Há alguns anos a discussão sobre o tema vem ganhando um pouco mais de força. O ano de 2019 ficou conhecido como o “Ano Internacional das Línguas Indígenas (IY2019)”, em ação lançada oficialmente pela UNESCO. A mesma instituição promove no período de 2022 a 2032 outra ação, intitulada “Década Internacional das Línguas Indígenas”, com o objetivo de chamar a atenção mundial para a situação crítica de perigo de desaparecimento na qual muitas línguas indígenas se encontram, mostrando a necessidade de seus usos e sua preservação para gerações futuras.
Para que as diversas línguas indígenas resistam é necessário que medidas de fortalecimento sejam tomadas socialmente, e sejam também apoiadas por indígenas e não indígenas.
O relatório do Iphan aponta uma lista de fatores que favorecem o uso e o fortalecimento das línguas indígenas, como, por exemplo: garantir a demarcação de territórios indígenas; inserir a história de cada povo no currículo escolar; desenvolver oficinas sobre políticas de educação indígena nas aldeias; valorizar as artes indígenas como parte do aprendizado; dar espaço para o uso das diferentes línguas nos canais de mídia nacionais; produzir material linguístico escrito e oral, sobretudo de línguas minorizadas; permitir acesso a materiais didáticos em suportes físicos e digitais; fomentar o sentimento de orgulho da identidade étnica; conscientizar não indígenas sobre a valorização das culturas indígenas; formar docentes indígenas por etnia, e muitos outros.
“As línguas têm que ser continuadas, faladas e escritas nas escolas, porque uma língua falada traz muitas informações e histórias para serem contadas. Histórias que levarão as futuras gerações a conhecerem os valores culturais daquele povo. O município de São Gabriel da Cachoeira, por exemplo, é o primeiro a reconhecer as três línguas indígenas mais faladas no município – Tukano, Baniwa e Nheengatu –, através da Lei 145/2002”, destaca Maximiliano.
Além disso, é importante destacar que a valorização de línguas indígenas passa ainda pela problemática social de falta de apoio, respeito e visibilidade às lutas e reivindicações dos povos originários no Brasil, de modo que tanto as línguas quanto os povos indígenas como um todo não têm seu protagonismo nos espaços sociais garantido.

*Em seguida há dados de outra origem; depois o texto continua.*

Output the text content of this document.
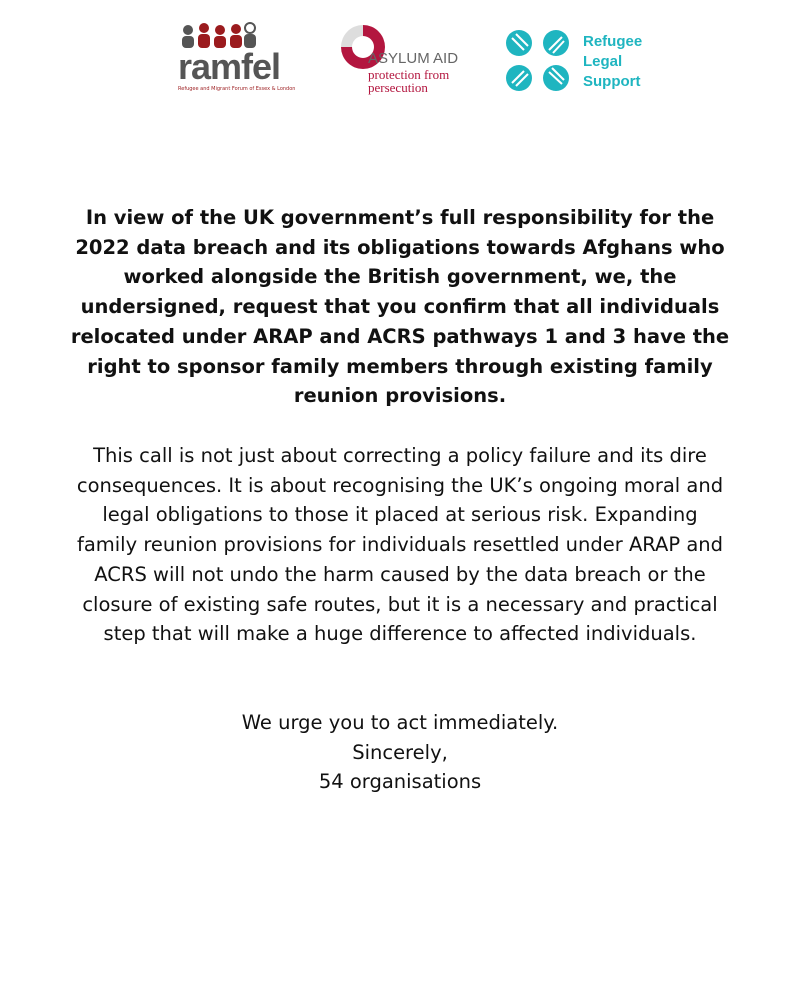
ramfel
Refugee and Migrant Forum of Essex & London
ASYLUM AID
protection from persecution
Refugee Legal Support
In view of the UK government’s full responsibility for the 2022 data breach and its obligations towards Afghans who worked alongside the British government, we, the undersigned, request that you confirm that all individuals relocated under ARAP and ACRS pathways 1 and 3 have the right to sponsor family members through existing family reunion provisions.
This call is not just about correcting a policy failure and its dire consequences. It is about recognising the UK’s ongoing moral and legal obligations to those it placed at serious risk. Expanding family reunion provisions for individuals resettled under ARAP and ACRS will not undo the harm caused by the data breach or the closure of existing safe routes, but it is a necessary and practical step that will make a huge difference to affected individuals.
We urge you to act immediately.
Sincerely,
54 organisations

A atual situação de quase extinção de diversas línguas indígenas é também um reflexo do estado de constante ameaça sob o qual os povos indígenas se encontram.
“Temos que valorizar nossas línguas para que elas perpetuem durante muitos e muitos anos. Somos povos que temos nossas línguas, histórias e tradições, e somente falando nossas línguas poderemos contar as nossas verdadeiras histórias”, finaliza Maximiliano.